Monkey yang masih menatap sebuah relief dinding jam sementara Desdemona yang cantik sudah lanjut naik lantai dua. Sambil tangannya mengenggam erat barang yang belum dikembalikan seharian, menempatkan dirinya pada perasaan gugup pada sang pemilik. Namun yang membuat alisnya dikerutkan sedangkan matanya tanpa berkedip sedikitpun, adalah sebuah peristiwa dalam relief itu sendiri. Sama halnya dengan alasan dibalik nama Watcher yang kemudian membuat kepalanya digelengkan kesekian kalinya.
Karena rasa penasarannya masih berbuah cukup asam, tangannya yang lain mencoba meraba dari seluruh bagian yang hanya dapat dijangkaunya seperti rubah, tikus, musang dan jam pada pohon itu sendiri. Bagian yang lain agak tinggi dipandangnya dengan yakin, lalu ia pun beralih pada sudut – sudut. Terutama bagian sudut kiri paling bawah yang tangannya menyadari bekas seperti lilin yang memadat tidak rapi.
“Apa yang tidak kumengerti dari relief ini? Apa yang ingin disampaikan?” Gumamnya agak memekik.
Kini ia mulai sadar dua hal. Pertama adalah perasaan tidak enak pada pikiran yang mengganjal. Pemikiran dengan logika yang mencoba merasionalkan hanya sia – sia sehingga menyebabkan hasil yang terlihat memaksakan. Masalahnya adalah ia perlu bukti fisik, lebih bagusnya lagi sebuah hitam diatas putih.
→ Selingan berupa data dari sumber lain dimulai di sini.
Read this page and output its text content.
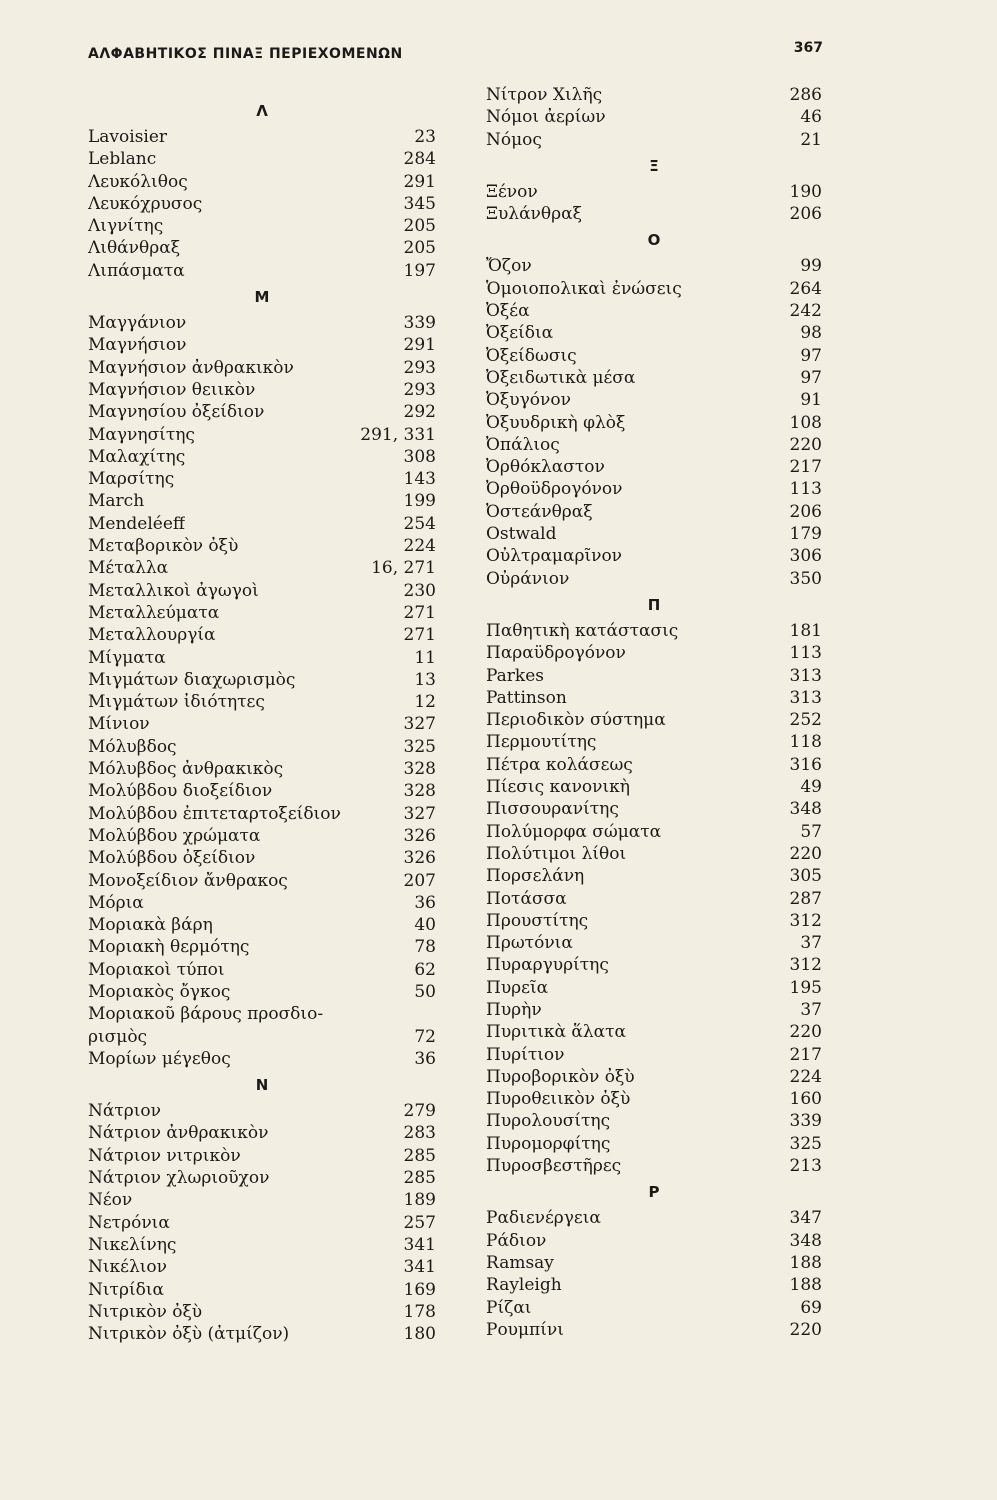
ΑΛΦΑΒΗΤΙΚΟΣ ΠΙΝΑΞ ΠΕΡΙΕΧΟΜΕΝΩΝ	367
Λ
Lavoisier	23
Leblanc	284
Λευκόλιθος	291
Λευκόχρυσος	345
Λιγνίτης	205
Λιθάνθραξ	205
Λιπάσματα	197
Μ
Μαγγάνιον	339
Μαγνήσιον	291
Μαγνήσιον ἀνθρακικὸν	293
Μαγνήσιον θειικὸν	293
Μαγνησίου ὀξείδιον	292
Μαγνησίτης	291, 331
Μαλαχίτης	308
Μαρσίτης	143
March	199
Mendeléeff	254
Μεταβορικὸν ὀξὺ	224
Μέταλλα	16, 271
Μεταλλικοὶ ἀγωγοὶ	230
Μεταλλεύματα	271
Μεταλλουργία	271
Μίγματα	11
Μιγμάτων διαχωρισμὸς	13
Μιγμάτων ἰδιότητες	12
Μίνιον	327
Μόλυβδος	325
Μόλυβδος ἀνθρακικὸς	328
Μολύβδου διοξείδιον	328
Μολύβδου ἐπιτεταρτοξείδιον	327
Μολύβδου χρώματα	326
Μολύβδου ὀξείδιον	326
Μονοξείδιον ἄνθρακος	207
Μόρια	36
Μοριακὰ βάρη	40
Μοριακὴ θερμότης	78
Μοριακοὶ τύποι	62
Μοριακὸς ὄγκος	50
Μοριακοῦ βάρους προσδιο-
ρισμὸς	72
Μορίων μέγεθος	36
Ν
Νάτριον	279
Νάτριον ἀνθρακικὸν	283
Νάτριον νιτρικὸν	285
Νάτριον χλωριοῦχον	285
Νέον	189
Νετρόνια	257
Νικελίνης	341
Νικέλιον	341
Νιτρίδια	169
Νιτρικὸν ὀξὺ	178
Νιτρικὸν ὀξὺ (ἀτμίζον)	180
Νίτρον Χιλῆς	286
Νόμοι ἀερίων	46
Νόμος	21
Ξ
Ξένον	190
Ξυλάνθραξ	206
Ο
Ὄζον	99
Ὁμοιοπολικαὶ ἐνώσεις	264
Ὀξέα	242
Ὀξείδια	98
Ὀξείδωσις	97
Ὀξειδωτικὰ μέσα	97
Ὀξυγόνον	91
Ὀξυυδρικὴ φλὸξ	108
Ὀπάλιος	220
Ὀρθόκλαστον	217
Ὀρθοϋδρογόνον	113
Ὀστεάνθραξ	206
Ostwald	179
Οὐλτραμαρῖνον	306
Οὐράνιον	350
Π
Παθητικὴ κατάστασις	181
Παραϋδρογόνον	113
Parkes	313
Pattinson	313
Περιοδικὸν σύστημα	252
Περμουτίτης	118
Πέτρα κολάσεως	316
Πίεσις κανονικὴ	49
Πισσουρανίτης	348
Πολύμορφα σώματα	57
Πολύτιμοι λίθοι	220
Πορσελάνη	305
Ποτάσσα	287
Προυστίτης	312
Πρωτόνια	37
Πυραργυρίτης	312
Πυρεῖα	195
Πυρὴν	37
Πυριτικὰ ἅλατα	220
Πυρίτιον	217
Πυροβορικὸν ὀξὺ	224
Πυροθειικὸν ὀξὺ	160
Πυρολουσίτης	339
Πυρομορφίτης	325
Πυροσβεστῆρες	213
Ρ
Ραδιενέργεια	347
Ράδιον	348
Ramsay	188
Rayleigh	188
Ρίζαι	69
Ρουμπίνι	220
Itu lebih baik dari sekedar menebak, setidaknya ia sadar bahwa jawaban masih belum berbuah manis juga.
Yang kedua adalah bagaimana menghadapi Nona Edelyn yang dengan cemas, sedang menunggu barang yang digenggam oleh tangan kirinya untuk dikembalikan. Terutama pesan pada ponselnya sedari kemarin yang penuh dengan nomor wanita sama. Ironisnya itu bukan kesan romantis, melainkan sedang diperingatkan, ditagih, boleh jadi dihantui.
Langkahnya pun dipercepat menaiki tangga, kemudian diatur melamban saat mendekati kamarnya adalah bukti ketakutannya.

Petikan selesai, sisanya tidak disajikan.